10. Hutan Kota

87 21 1
                                    

Raya sedari tadi berwajah masam saat Dirga menunjukkan video saat festival penerbangan lampion berlangsung. Tampaknya jelas kekecewaan di ekspresi wajahnya.

"Sekarang kau menyesal tidak datang," ledek Dirga. Semakin membuat Raya mendelik.

Laura tersenyum tipis, mengusap pundak Raya. "Nanti tahun berikutnya, kita datang lagi," ujarklnya memenangkannya.

Raya berdecak halus, menatap Laura nanar. "Nanti, kitar pergi berdua saja. Jangan mengajaknya." Ia menunjuk tepat di wajah Dirga.

Dirga langsung tergelak. "Tidak ada tahun depan, mungkin akan dilaksanakan lima tahun lagi," semburnya.

Laura mengernyit. "Kenapa begitu?" tanyanya.

"Ini kan acara untuk memperingati diangkatnya gubernur, kalau dia mencalonkan tahun depan dan menang. Pasti dia melakukannya lagi," ungkap Dirga.

"Yak! Sia-sia aku tidak pergi. Lebih baik aku kabur saja kemarin malam," cicitnya.

Tin tin

Bel universitas langsung menggema, menyita perhatian Laura, semua mahasiswa di tempat ini.

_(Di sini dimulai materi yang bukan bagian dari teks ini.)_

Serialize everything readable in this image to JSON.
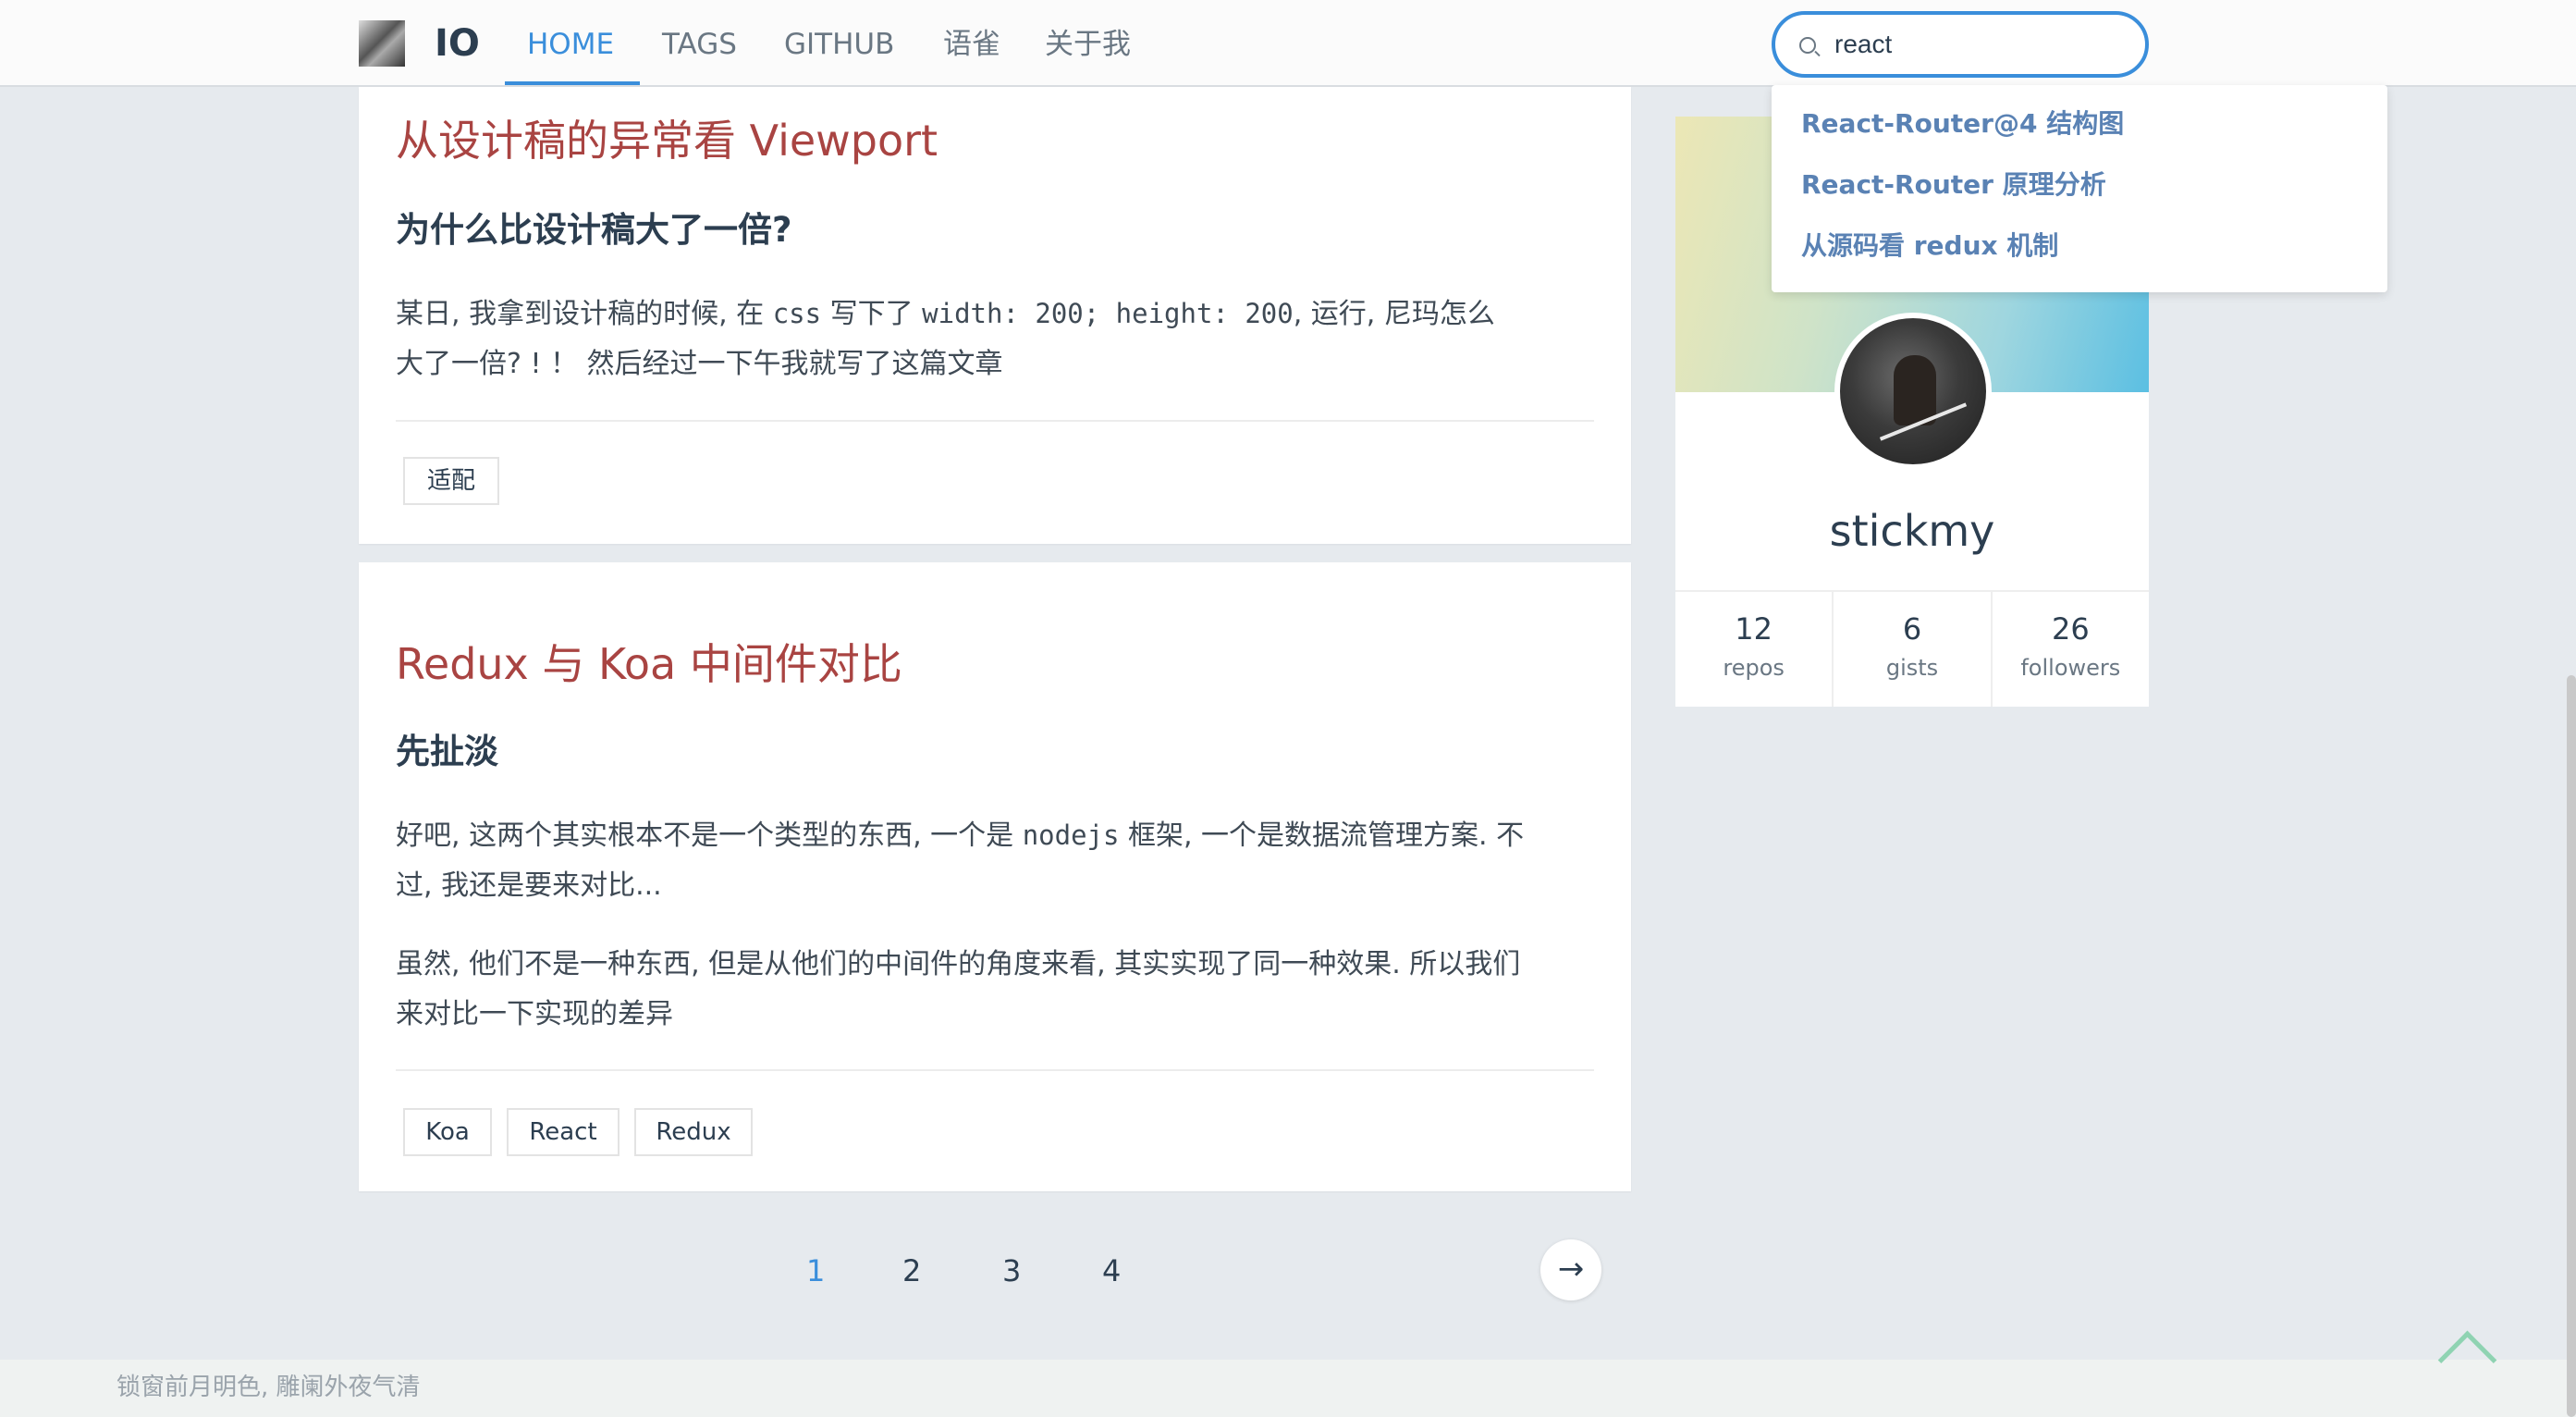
{
  "nav": {
    "logo_text": "IO",
    "items": [
      {
        "label": "HOME",
        "active": true
      },
      {
        "label": "TAGS",
        "active": false
      },
      {
        "label": "GITHUB",
        "active": false
      },
      {
        "label": "语雀",
        "active": false
      },
      {
        "label": "关于我",
        "active": false
      }
    ]
  },
  "search": {
    "value": "react",
    "suggestions": [
      "React-Router@4 结构图",
      "React-Router 原理分析",
      "从源码看 redux 机制"
    ]
  },
  "posts": [
    {
      "title": "从设计稿的异常看 Viewport",
      "subtitle": "为什么比设计稿大了一倍?",
      "p1_a": "某日, 我拿到设计稿的时候, 在 ",
      "p1_code1": "css",
      "p1_b": " 写下了 ",
      "p1_code2": "width: 200; height: 200",
      "p1_c": ", 运行, 尼玛怎么",
      "p1_line2": "大了一倍? ! ！ 然后经过一下午我就写了这篇文章",
      "tags": [
        "适配"
      ]
    },
    {
      "title": "Redux 与 Koa 中间件对比",
      "subtitle": "先扯淡",
      "p1_a": "好吧, 这两个其实根本不是一个类型的东西, 一个是 ",
      "p1_code": "nodejs",
      "p1_b": " 框架, 一个是数据流管理方案. 不",
      "p1_line2": "过, 我还是要来对比...",
      "p2_line1": "虽然, 他们不是一种东西, 但是从他们的中间件的角度来看, 其实实现了同一种效果. 所以我们",
      "p2_line2": "来对比一下实现的差异",
      "tags": [
        "Koa",
        "React",
        "Redux"
      ]
    }
  ],
  "profile": {
    "name": "stickmy",
    "stats": [
      {
        "num": "12",
        "label": "repos"
      },
      {
        "num": "6",
        "label": "gists"
      },
      {
        "num": "26",
        "label": "followers"
      }
    ]
  },
  "pagination": {
    "pages": [
      "1",
      "2",
      "3",
      "4"
    ],
    "current": "1",
    "next_icon": "→"
  },
  "footer": {
    "text": "锁窗前月明色, 雕阑外夜气清"
  },
  "colors": {
    "accent": "#3a8edb",
    "title": "#a94442",
    "background": "#e6eaee"
  }
}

Dirga bergegas. "aku harus pergi, pagi ini materi dosen killer," pamitnya dengan gestur panik.

"Laura, aku ke ruangan sebelah," pamit Raya sebelum ke ruangan bedah jantung. Jujur, Laura penasaran alasan Raya tidak ikut kemarin.

***


Saat jam istirahat berlangsung, Aksa sejak tadi duduk di kursi taman universitas, fokus untuk menyapukan pensil di atas kertas. Mengabaikan sinar matahari yang terik. Alisnya sejak tadi bergerak, dengan sorotan sendu.

Tidak memedulikan beberapa orang yang melintas, ia tetap setia dengan pekerjaannya. Usai tersanjung dengan hasil gambarnya sendiri, membuat bibirnya tertarik ke atas.

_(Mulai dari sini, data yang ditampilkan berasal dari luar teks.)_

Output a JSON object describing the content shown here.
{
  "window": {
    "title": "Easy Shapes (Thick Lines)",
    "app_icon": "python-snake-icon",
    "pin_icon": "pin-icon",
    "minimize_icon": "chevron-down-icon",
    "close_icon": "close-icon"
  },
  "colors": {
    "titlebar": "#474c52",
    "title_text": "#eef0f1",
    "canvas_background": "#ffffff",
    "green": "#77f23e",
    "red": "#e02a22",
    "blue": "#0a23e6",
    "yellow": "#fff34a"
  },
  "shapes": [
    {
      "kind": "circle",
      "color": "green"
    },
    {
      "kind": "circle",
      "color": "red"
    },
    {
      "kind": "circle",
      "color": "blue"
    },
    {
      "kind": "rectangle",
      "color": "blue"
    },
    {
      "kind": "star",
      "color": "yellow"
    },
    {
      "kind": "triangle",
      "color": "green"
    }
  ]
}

Tiba-tiba seseorang mendekat, merampas kertas gambar di genggamannya. Ia langsung mendengkus tidak suka saat pensilnya jatuh di rumput.

"Sini," cetusnya merebut kertas gambarnya kembali, namun Sahra menyembunyikan benda itu di belakangnya. Ia tersenyum simpul.

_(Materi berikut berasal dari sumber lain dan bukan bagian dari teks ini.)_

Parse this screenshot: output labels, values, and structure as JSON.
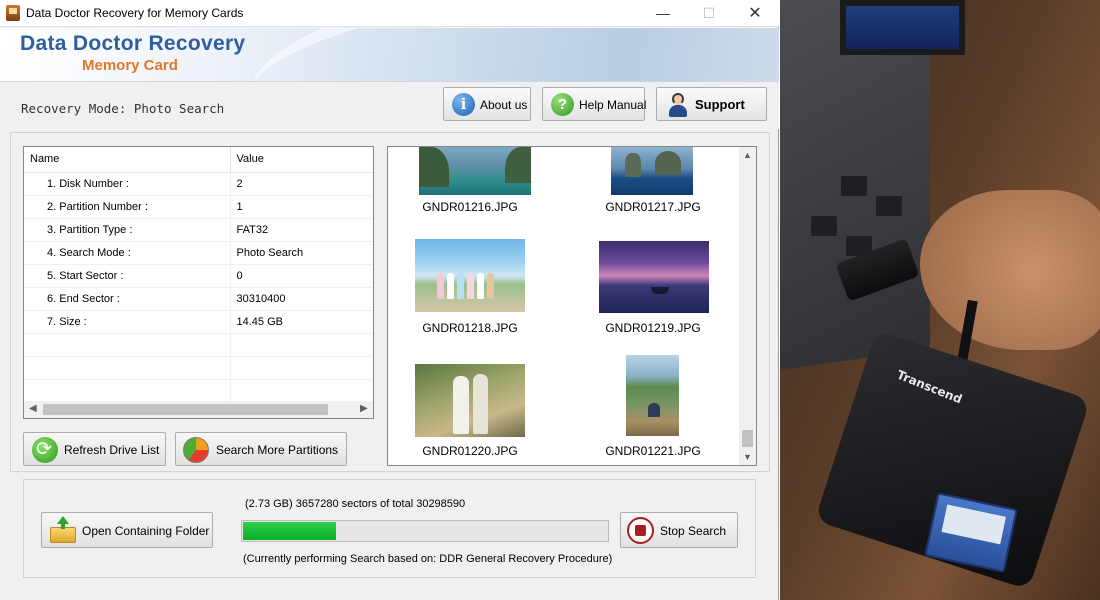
{
  "window": {
    "title": "Data Doctor Recovery for Memory Cards",
    "min_glyph": "—",
    "max_glyph": "☐",
    "close_glyph": "✕"
  },
  "banner": {
    "line1": "Data Doctor Recovery",
    "line2": "Memory Card"
  },
  "mode_label": "Recovery Mode: Photo Search",
  "toolbar": {
    "about_label": "About us",
    "help_label": "Help Manual",
    "support_label": "Support",
    "about_icon": "info-icon",
    "help_icon": "help-icon",
    "support_icon": "support-person-icon"
  },
  "details": {
    "headers": [
      "Name",
      "Value"
    ],
    "rows": [
      {
        "name": "1. Disk Number :",
        "value": "2"
      },
      {
        "name": "2. Partition Number :",
        "value": "1"
      },
      {
        "name": "3. Partition Type :",
        "value": "FAT32"
      },
      {
        "name": "4. Search Mode :",
        "value": "Photo Search"
      },
      {
        "name": "5. Start Sector :",
        "value": "0"
      },
      {
        "name": "6. End Sector :",
        "value": "30310400"
      },
      {
        "name": "7. Size :",
        "value": "14.45 GB"
      }
    ]
  },
  "buttons": {
    "refresh_label": "Refresh Drive List",
    "more_label": "Search More Partitions",
    "open_label": "Open Containing Folder",
    "stop_label": "Stop Search"
  },
  "photos": [
    {
      "name": "GNDR01216.JPG"
    },
    {
      "name": "GNDR01217.JPG"
    },
    {
      "name": "GNDR01218.JPG"
    },
    {
      "name": "GNDR01219.JPG"
    },
    {
      "name": "GNDR01220.JPG"
    },
    {
      "name": "GNDR01221.JPG"
    }
  ],
  "progress": {
    "sectors_text": "(2.73 GB) 3657280  sectors  of  total 30298590",
    "fraction": 0.2566,
    "status_text": "(Currently performing Search based on:  DDR General Recovery Procedure)"
  },
  "side_photo": {
    "reader_brand": "Transcend"
  },
  "colors": {
    "brand_blue": "#2c5f9c",
    "brand_orange": "#e4762a",
    "progress_green": "#06b025"
  }
}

Sahra mundur, mengamati gambar Aksa. Hingga keningnya berkerut dengan bola matanya bergetar. "Kenapa kau menggambar perempuan ini!" Wajahnya merah padam menatap jijik gambar itu.

"Jangan menganggukku. Enyahlah!" bentak Aksa mengusir.

Sahra tergelak, dadanya naik turun. "Sampai kapan kau selalu menyukainya. Percuma! Dia tidak akan membalas perasaanmu!" teriaknya lantang, menyita perhatian mahasiswa di sekitar.

Aksa menggeleng kuat. "Walaupun Laura menolakku, aku akan setia padanya. Jadi jika kau melukainya seujung jari pun, ada aku yang lebih dulu melindunginya," pungkasnya.

Hati Sahra tertohok. Senyumannya berubah miris. "Gila! Otakmu sudah dicuci olehnya!" sindirnya.

Aksa sejenak menghela. "Hentikan sekarang, berhentilah mengejarku," ketusnya.

Sahra berdecak. "Tidak! Kau hanya untukku, Aksa!" sergahnya. Ia langsung mereka gambar itu lalu dihempaskan ke tanah, menginjaknya dengan rendah.

Aksa tentu kesal, tapi ia berusaha untuk menepis amarahnya. Apalagi menyadari jika dirinya menjadi objek tontonan, tatapan mereka begitu dingin, seolah ia makhluk yang tidak diharapkan hidup.

Berusaha menghirup udara, ia mengabaikan bisikan yang memakinya. Sindiran yang sama, menyuruhnya untuk lenyap.

"Aksa!" panggil Sahra keras, kepalan tangannya terkepal erat.